There were several important reports on the U.S. economy released this morning. First, data from the Federal Reserve Bank of New York showed that manufacturing activity in the Northeast region of the country continued to rebound this month, with the general business conditions index jumping to 9.6 in April. This is significantly better than economists had expected, the second positive (expansionary) reading in a row, and the highest print in more than a year. Under the hood, new orders, prices received, and total employment all improved in April but measures of shipments and the average employee workweek deteriorated slightly. Surveyed managers were found to be more optimistic about general business conditions over the next six months, and plans for capital expenditures and technology investment also increased.
Next, a report from the Federal Reserve Board of Governors showed that U.S. industrial activity contracted in March, with total production falling by 0.6 percent. This is a much larger decline than expected and the prior month’s loss was revised to be worse than previously estimated. The headline weakness was driven by broad declines in the energy and automobile categories, and manufacturing, which makes up roughly 75 percent of all industrial production, fell by 0.3 percent. Capacity utilization, sometimes used as a leading indicator of inflation and potential output, slid to 74.8 percent last month, well below the long-term (1972–2015) average.

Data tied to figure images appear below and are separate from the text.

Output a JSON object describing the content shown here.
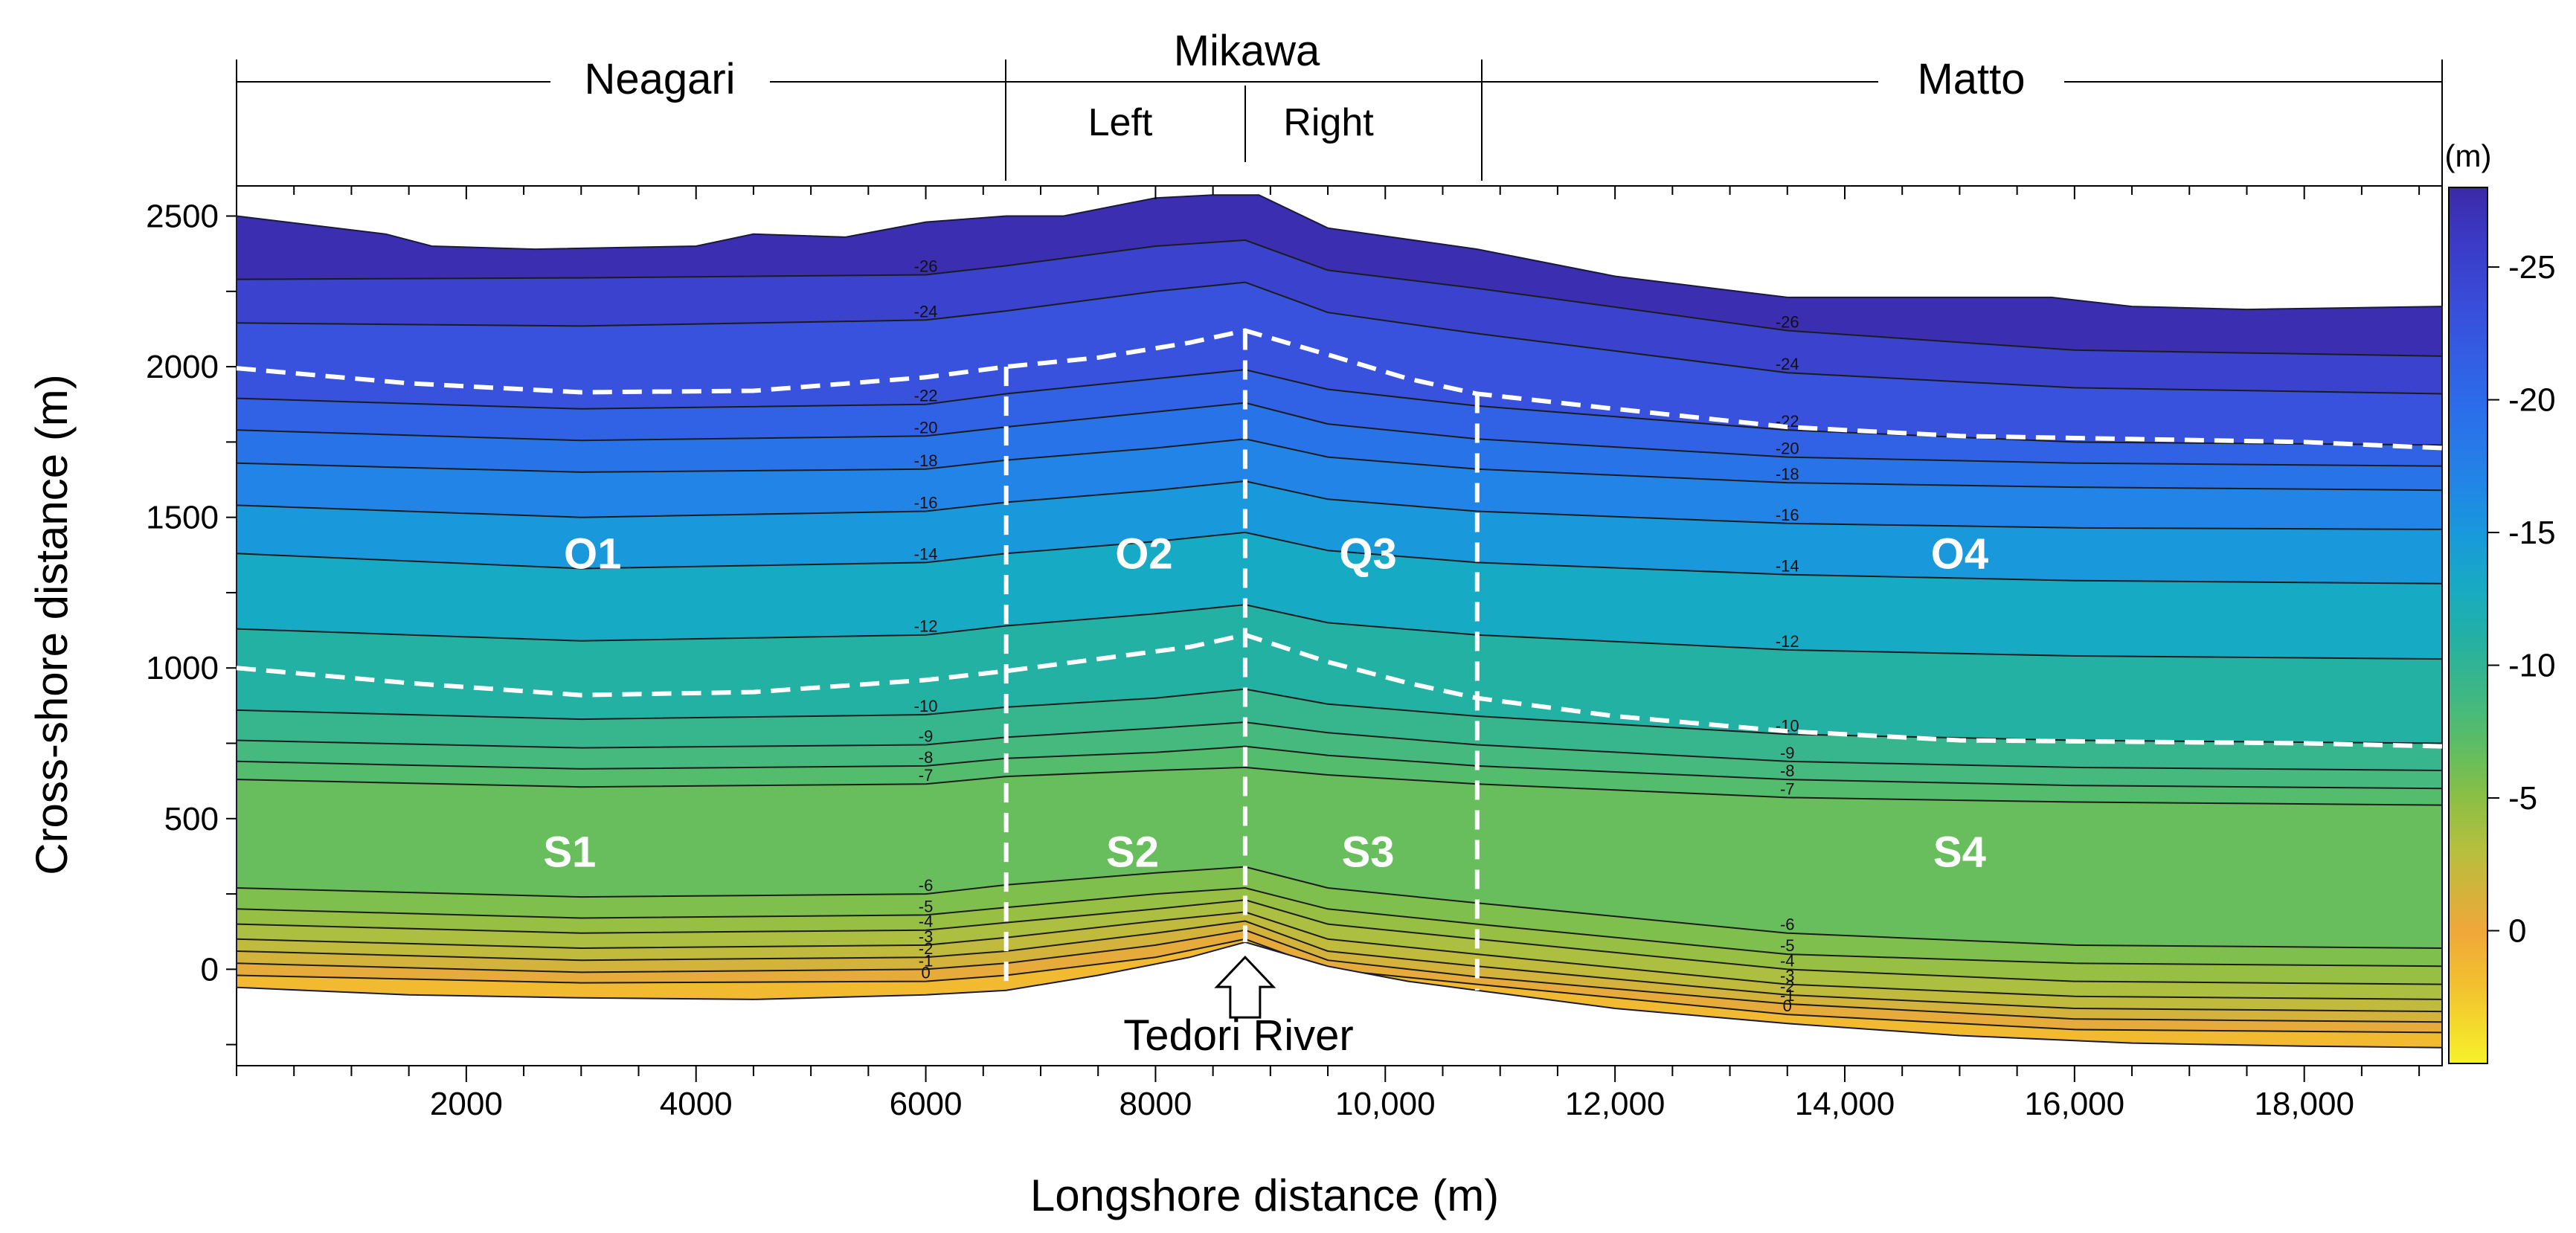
{
  "chart_data": {
    "type": "heatmap",
    "subtype": "filled bathymetric contour map",
    "xlabel": "Longshore distance (m)",
    "ylabel": "Cross-shore distance (m)",
    "xlim": [
      0,
      19200
    ],
    "ylim": [
      -320,
      2600
    ],
    "x_ticks": [
      2000,
      4000,
      6000,
      8000,
      10000,
      12000,
      14000,
      16000,
      18000
    ],
    "x_tick_labels": [
      "2000",
      "4000",
      "6000",
      "8000",
      "10,000",
      "12,000",
      "14,000",
      "16,000",
      "18,000"
    ],
    "y_ticks": [
      0,
      500,
      1000,
      1500,
      2000,
      2500
    ],
    "y_tick_labels": [
      "0",
      "500",
      "1000",
      "1500",
      "2000",
      "2500"
    ],
    "colorbar": {
      "unit": "(m)",
      "range": [
        -28,
        5
      ],
      "ticks": [
        0,
        -5,
        -10,
        -15,
        -20,
        -25
      ],
      "tick_labels": [
        "0",
        "-5",
        "-10",
        "-15",
        "-20",
        "-25"
      ],
      "stops": [
        {
          "value": 5,
          "color": "#f7f12a"
        },
        {
          "value": 2,
          "color": "#f2c02e"
        },
        {
          "value": 0,
          "color": "#f0a73a"
        },
        {
          "value": -3,
          "color": "#b7bf3e"
        },
        {
          "value": -5,
          "color": "#8bbf45"
        },
        {
          "value": -7,
          "color": "#5cbd64"
        },
        {
          "value": -9,
          "color": "#3db786"
        },
        {
          "value": -11,
          "color": "#23b1a4"
        },
        {
          "value": -13,
          "color": "#17aac4"
        },
        {
          "value": -15,
          "color": "#1998db"
        },
        {
          "value": -17,
          "color": "#2284e6"
        },
        {
          "value": -20,
          "color": "#2d6aea"
        },
        {
          "value": -23,
          "color": "#3852dd"
        },
        {
          "value": -26,
          "color": "#3b3ac6"
        },
        {
          "value": -28,
          "color": "#3b2aa8"
        }
      ]
    },
    "zones": [
      {
        "name": "Neagari",
        "x_range": [
          0,
          6700
        ]
      },
      {
        "name": "Mikawa",
        "x_range": [
          6700,
          10800
        ],
        "sub": [
          {
            "name": "Left",
            "x_range": [
              6700,
              8780
            ]
          },
          {
            "name": "Right",
            "x_range": [
              8780,
              10800
            ]
          }
        ]
      },
      {
        "name": "Matto",
        "x_range": [
          10800,
          19200
        ]
      }
    ],
    "boundaries_x": [
      6700,
      8780,
      10800
    ],
    "region_labels": [
      {
        "label": "O1",
        "x": 3100,
        "y": 1380
      },
      {
        "label": "O2",
        "x": 7900,
        "y": 1380
      },
      {
        "label": "Q3",
        "x": 9850,
        "y": 1380
      },
      {
        "label": "O4",
        "x": 15000,
        "y": 1380
      },
      {
        "label": "S1",
        "x": 2900,
        "y": 390
      },
      {
        "label": "S2",
        "x": 7800,
        "y": 390
      },
      {
        "label": "S3",
        "x": 9850,
        "y": 390
      },
      {
        "label": "S4",
        "x": 15000,
        "y": 390
      }
    ],
    "annotation": "Tedori River",
    "series": [
      {
        "role": "offshore-boundary",
        "x": [
          0,
          1500,
          3000,
          4500,
          6000,
          6700,
          7500,
          8300,
          8780,
          9500,
          10200,
          10800,
          12000,
          13500,
          15000,
          16500,
          18000,
          19200
        ],
        "y": [
          1995,
          1945,
          1915,
          1920,
          1965,
          2000,
          2030,
          2080,
          2120,
          2040,
          1960,
          1910,
          1860,
          1800,
          1770,
          1760,
          1750,
          1730
        ]
      },
      {
        "role": "nearshore-boundary",
        "x": [
          0,
          1500,
          3000,
          4500,
          6000,
          6700,
          7500,
          8300,
          8780,
          9500,
          10200,
          10800,
          12000,
          13500,
          15000,
          16500,
          18000,
          19200
        ],
        "y": [
          1000,
          950,
          910,
          920,
          960,
          990,
          1030,
          1070,
          1110,
          1020,
          950,
          900,
          840,
          790,
          760,
          755,
          750,
          740
        ]
      },
      {
        "role": "offshore-edge",
        "x": [
          0,
          1300,
          1700,
          2600,
          4000,
          4500,
          5300,
          6000,
          6700,
          7200,
          8000,
          8500,
          8900,
          9500,
          10800,
          12000,
          13500,
          15000,
          15800,
          16500,
          17500,
          19200
        ],
        "y": [
          2500,
          2440,
          2400,
          2390,
          2400,
          2440,
          2430,
          2480,
          2500,
          2500,
          2560,
          2570,
          2570,
          2460,
          2390,
          2300,
          2230,
          2230,
          2230,
          2200,
          2190,
          2200
        ]
      },
      {
        "role": "shoreline",
        "x": [
          0,
          1500,
          3000,
          4500,
          6000,
          6700,
          7500,
          8300,
          8780,
          9500,
          10200,
          10800,
          12000,
          13500,
          15000,
          16500,
          18000,
          19200
        ],
        "y": [
          -60,
          -85,
          -95,
          -100,
          -85,
          -70,
          -20,
          40,
          90,
          10,
          -40,
          -70,
          -130,
          -180,
          -220,
          -245,
          -255,
          -260
        ]
      }
    ],
    "contours": [
      {
        "level": -26,
        "x": [
          0,
          3000,
          6000,
          6700,
          8000,
          8780,
          9500,
          10800,
          13500,
          16000,
          19200
        ],
        "y": [
          2290,
          2295,
          2305,
          2335,
          2400,
          2420,
          2320,
          2260,
          2120,
          2055,
          2035
        ]
      },
      {
        "level": -24,
        "x": [
          0,
          3000,
          6000,
          6700,
          8000,
          8780,
          9500,
          10800,
          13500,
          16000,
          19200
        ],
        "y": [
          2145,
          2135,
          2155,
          2185,
          2250,
          2280,
          2180,
          2110,
          1980,
          1930,
          1910
        ]
      },
      {
        "level": -22,
        "x": [
          0,
          3000,
          6000,
          6700,
          8000,
          8780,
          9500,
          10800,
          13500,
          16000,
          19200
        ],
        "y": [
          1895,
          1860,
          1875,
          1910,
          1960,
          1990,
          1925,
          1870,
          1790,
          1750,
          1740
        ]
      },
      {
        "level": -20,
        "x": [
          0,
          3000,
          6000,
          6700,
          8000,
          8780,
          9500,
          10800,
          13500,
          16000,
          19200
        ],
        "y": [
          1790,
          1755,
          1770,
          1800,
          1850,
          1880,
          1810,
          1760,
          1700,
          1680,
          1670
        ]
      },
      {
        "level": -18,
        "x": [
          0,
          3000,
          6000,
          6700,
          8000,
          8780,
          9500,
          10800,
          13500,
          16000,
          19200
        ],
        "y": [
          1680,
          1650,
          1660,
          1690,
          1730,
          1760,
          1700,
          1660,
          1615,
          1600,
          1590
        ]
      },
      {
        "level": -16,
        "x": [
          0,
          3000,
          6000,
          6700,
          8000,
          8780,
          9500,
          10800,
          13500,
          16000,
          19200
        ],
        "y": [
          1540,
          1500,
          1520,
          1550,
          1590,
          1620,
          1560,
          1520,
          1480,
          1465,
          1460
        ]
      },
      {
        "level": -14,
        "x": [
          0,
          3000,
          6000,
          6700,
          8000,
          8780,
          9500,
          10800,
          13500,
          16000,
          19200
        ],
        "y": [
          1380,
          1330,
          1350,
          1380,
          1420,
          1450,
          1390,
          1350,
          1310,
          1290,
          1280
        ]
      },
      {
        "level": -12,
        "x": [
          0,
          3000,
          6000,
          6700,
          8000,
          8780,
          9500,
          10800,
          13500,
          16000,
          19200
        ],
        "y": [
          1130,
          1090,
          1110,
          1140,
          1180,
          1210,
          1150,
          1110,
          1060,
          1040,
          1030
        ]
      },
      {
        "level": -10,
        "x": [
          0,
          3000,
          6000,
          6700,
          8000,
          8780,
          9500,
          10800,
          13500,
          16000,
          19200
        ],
        "y": [
          860,
          830,
          845,
          870,
          900,
          930,
          880,
          840,
          780,
          760,
          750
        ]
      },
      {
        "level": -9,
        "x": [
          0,
          3000,
          6000,
          6700,
          8000,
          8780,
          9500,
          10800,
          13500,
          16000,
          19200
        ],
        "y": [
          760,
          735,
          745,
          770,
          800,
          820,
          785,
          745,
          690,
          670,
          660
        ]
      },
      {
        "level": -8,
        "x": [
          0,
          3000,
          6000,
          6700,
          8000,
          8780,
          9500,
          10800,
          13500,
          16000,
          19200
        ],
        "y": [
          690,
          665,
          675,
          700,
          720,
          740,
          710,
          675,
          630,
          610,
          600
        ]
      },
      {
        "level": -7,
        "x": [
          0,
          3000,
          6000,
          6700,
          8000,
          8780,
          9500,
          10800,
          13500,
          16000,
          19200
        ],
        "y": [
          630,
          605,
          615,
          640,
          660,
          670,
          645,
          615,
          570,
          555,
          545
        ]
      },
      {
        "level": -6,
        "x": [
          0,
          3000,
          6000,
          6700,
          8000,
          8780,
          9500,
          10800,
          13500,
          16000,
          19200
        ],
        "y": [
          270,
          240,
          250,
          280,
          320,
          340,
          270,
          220,
          120,
          80,
          70
        ]
      },
      {
        "level": -5,
        "x": [
          0,
          3000,
          6000,
          6700,
          8000,
          8780,
          9500,
          10800,
          13500,
          16000,
          19200
        ],
        "y": [
          200,
          170,
          180,
          205,
          250,
          270,
          200,
          150,
          50,
          20,
          10
        ]
      },
      {
        "level": -4,
        "x": [
          0,
          3000,
          6000,
          6700,
          8000,
          8780,
          9500,
          10800,
          13500,
          16000,
          19200
        ],
        "y": [
          150,
          120,
          130,
          155,
          200,
          230,
          150,
          100,
          0,
          -40,
          -50
        ]
      },
      {
        "level": -3,
        "x": [
          0,
          3000,
          6000,
          6700,
          8000,
          8780,
          9500,
          10800,
          13500,
          16000,
          19200
        ],
        "y": [
          100,
          70,
          80,
          105,
          160,
          190,
          100,
          50,
          -50,
          -90,
          -100
        ]
      },
      {
        "level": -2,
        "x": [
          0,
          3000,
          6000,
          6700,
          8000,
          8780,
          9500,
          10800,
          13500,
          16000,
          19200
        ],
        "y": [
          60,
          30,
          40,
          60,
          120,
          160,
          60,
          10,
          -85,
          -130,
          -140
        ]
      },
      {
        "level": -1,
        "x": [
          0,
          3000,
          6000,
          6700,
          8000,
          8780,
          9500,
          10800,
          13500,
          16000,
          19200
        ],
        "y": [
          20,
          -10,
          0,
          20,
          80,
          130,
          30,
          -25,
          -115,
          -165,
          -175
        ]
      },
      {
        "level": 0,
        "x": [
          0,
          3000,
          6000,
          6700,
          8000,
          8780,
          9500,
          10800,
          13500,
          16000,
          19200
        ],
        "y": [
          -20,
          -45,
          -40,
          -20,
          40,
          100,
          0,
          -50,
          -150,
          -200,
          -210
        ]
      }
    ]
  },
  "figure": {
    "zones": {
      "neagari": "Neagari",
      "mikawa": "Mikawa",
      "mikawa_left": "Left",
      "mikawa_right": "Right",
      "matto": "Matto"
    },
    "river_label": "Tedori River"
  }
}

Elsewhere, the popular consumer sentiment index from the University of Michigan fell from 91.0 in March to 89.7 in the first half of April, the fourth month-over-month decline in a row and the lowest reading since September of last year. Americans’ views of both current and future conditions deteriorated in April, and Richard Curtin, director of the Michigan Survey of Consumers, added that “none of these [recent] declines indicate an impending recession, although concerns have risen about the resilience of consumers in the months ahead.” Surveyed consumers were found to be less optimistic about wage growth, inflation-adjusted income, and the overall U.S. economy. Roughly one in five respondents also said that “the election or government policy” could be a headwind for future economic growth.